It’s hard to estimate, yes, but I have not seen enough evidence to believe that it’s less than people think. In the thread above there is one Nature article looking at Meta Llama (Llama-3-70B/Gemma-2B-it) models. The comparison to humans is questionable to me, but that doesn’t mean it isn’t as bad as we thought. There are some questionable decisions on their methodology imo, e.g. by assuming a human will write 300words/h but the LLM is will only need a single prompt to arrive at “comparable” results. Note this comment:
We acknowledge that LLM performance may vary across different content types and that our analysis does not account for qualitative differences in output between LLMs and humans. Thus, our study aims to provide a quantitative comparison of resource utilization rather than a qualitative assessment of content.

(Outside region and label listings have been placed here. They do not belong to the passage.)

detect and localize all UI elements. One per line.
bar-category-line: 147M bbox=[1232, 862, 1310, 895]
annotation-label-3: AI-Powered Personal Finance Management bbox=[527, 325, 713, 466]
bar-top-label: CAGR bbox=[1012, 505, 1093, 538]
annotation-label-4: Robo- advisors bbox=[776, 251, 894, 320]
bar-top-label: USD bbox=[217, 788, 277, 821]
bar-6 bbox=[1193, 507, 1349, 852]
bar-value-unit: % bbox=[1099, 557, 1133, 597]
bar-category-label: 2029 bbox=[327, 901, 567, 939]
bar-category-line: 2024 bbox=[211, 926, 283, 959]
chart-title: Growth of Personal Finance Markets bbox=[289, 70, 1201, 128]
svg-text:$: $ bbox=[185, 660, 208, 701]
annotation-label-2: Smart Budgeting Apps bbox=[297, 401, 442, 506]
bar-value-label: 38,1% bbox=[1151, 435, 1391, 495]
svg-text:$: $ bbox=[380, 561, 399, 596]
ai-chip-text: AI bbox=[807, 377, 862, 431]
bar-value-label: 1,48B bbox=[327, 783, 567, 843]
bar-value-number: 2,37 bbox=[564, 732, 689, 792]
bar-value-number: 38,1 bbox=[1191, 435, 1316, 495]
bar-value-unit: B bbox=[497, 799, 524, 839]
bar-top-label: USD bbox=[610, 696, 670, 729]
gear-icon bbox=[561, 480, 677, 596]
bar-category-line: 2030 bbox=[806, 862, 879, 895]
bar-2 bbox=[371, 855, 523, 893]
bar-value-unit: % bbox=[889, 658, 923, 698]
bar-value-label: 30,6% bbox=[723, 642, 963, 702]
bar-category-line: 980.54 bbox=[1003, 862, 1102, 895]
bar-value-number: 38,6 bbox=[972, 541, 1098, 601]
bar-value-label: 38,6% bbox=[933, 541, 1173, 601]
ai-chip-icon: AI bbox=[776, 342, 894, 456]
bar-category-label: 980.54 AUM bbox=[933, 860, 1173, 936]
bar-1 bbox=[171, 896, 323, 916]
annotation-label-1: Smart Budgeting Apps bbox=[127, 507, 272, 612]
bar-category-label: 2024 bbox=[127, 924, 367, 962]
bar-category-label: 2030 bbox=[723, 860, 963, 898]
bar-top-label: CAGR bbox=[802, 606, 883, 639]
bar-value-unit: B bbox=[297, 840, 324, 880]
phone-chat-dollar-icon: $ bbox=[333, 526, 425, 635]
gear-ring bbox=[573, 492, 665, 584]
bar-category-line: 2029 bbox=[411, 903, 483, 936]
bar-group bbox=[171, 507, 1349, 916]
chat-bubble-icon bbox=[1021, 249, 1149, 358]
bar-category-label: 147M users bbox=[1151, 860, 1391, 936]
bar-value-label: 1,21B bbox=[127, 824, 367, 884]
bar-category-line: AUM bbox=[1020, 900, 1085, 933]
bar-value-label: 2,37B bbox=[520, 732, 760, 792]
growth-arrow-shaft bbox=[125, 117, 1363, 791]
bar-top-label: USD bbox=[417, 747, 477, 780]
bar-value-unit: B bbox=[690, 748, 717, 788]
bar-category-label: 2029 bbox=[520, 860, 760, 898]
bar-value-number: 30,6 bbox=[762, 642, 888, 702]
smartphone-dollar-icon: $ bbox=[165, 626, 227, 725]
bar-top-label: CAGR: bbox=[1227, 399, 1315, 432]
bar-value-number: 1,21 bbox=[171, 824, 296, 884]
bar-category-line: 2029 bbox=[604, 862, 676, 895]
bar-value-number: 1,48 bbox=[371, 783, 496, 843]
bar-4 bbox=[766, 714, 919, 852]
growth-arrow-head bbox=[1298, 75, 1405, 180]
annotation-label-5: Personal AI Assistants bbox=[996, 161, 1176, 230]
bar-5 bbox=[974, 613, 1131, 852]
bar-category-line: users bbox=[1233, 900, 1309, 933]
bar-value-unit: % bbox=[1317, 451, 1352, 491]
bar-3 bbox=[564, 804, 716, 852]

The human resource consumption is rather unfair, e.g. water consumption is based on the daily water consumption of a human prorated for the 1,67 h it takes them to write the benchmark task + the amount of water needed to generate the electricity at that time. This is regardless of wether the water consumption can be attributed to such a task.
The results there are for specific types of models. Heed these warnings:
However, the growing model sizes driven in part by the scaling law (e.g, recently released Llama-3.1-405B16) will likely increase the energy consumption and the associated environmental impacts of LLMs substantially.
Despite the potential efficiency advantages of LLMs compared to human labor, we emphasize that our analysis is not intended to derail the ongoing efforts to curb LLMs’ own large environmental footprints.
What is more, by comparing the efficiency to human labour, the only sense of scale is that LLMs are “efficient” (allegedly) is if you want to substitute humans. Yet we will continue to exist, even if the user prompter isn’t counted on the energy consumption of the LLM:
presenting a comparative assessment of the environmental impact of LLMs vs. human labor, examining their relative efficiency across energy consumption, carbon emissions, water usage, and cost.
In this article they go over the cost of training and inference of GPT-3 (Preprint), and they also mention this:
As acknowledged in Google’s sustainability report9 and the recent U.S. datacenter energy report,25 the expansion of AI products and services is a key driver of the rapid increase in datacenter water consumption
The Washington Post reported on GPT-4(2024-09-18, so not the latest models) (Archive.org version) using he same methodology as the paper above. That’s the famous 0.5 liters and requires 0.14 kWh of electricity (about the same as using 14 LED light bulbs for 1 hour) per 100-word query.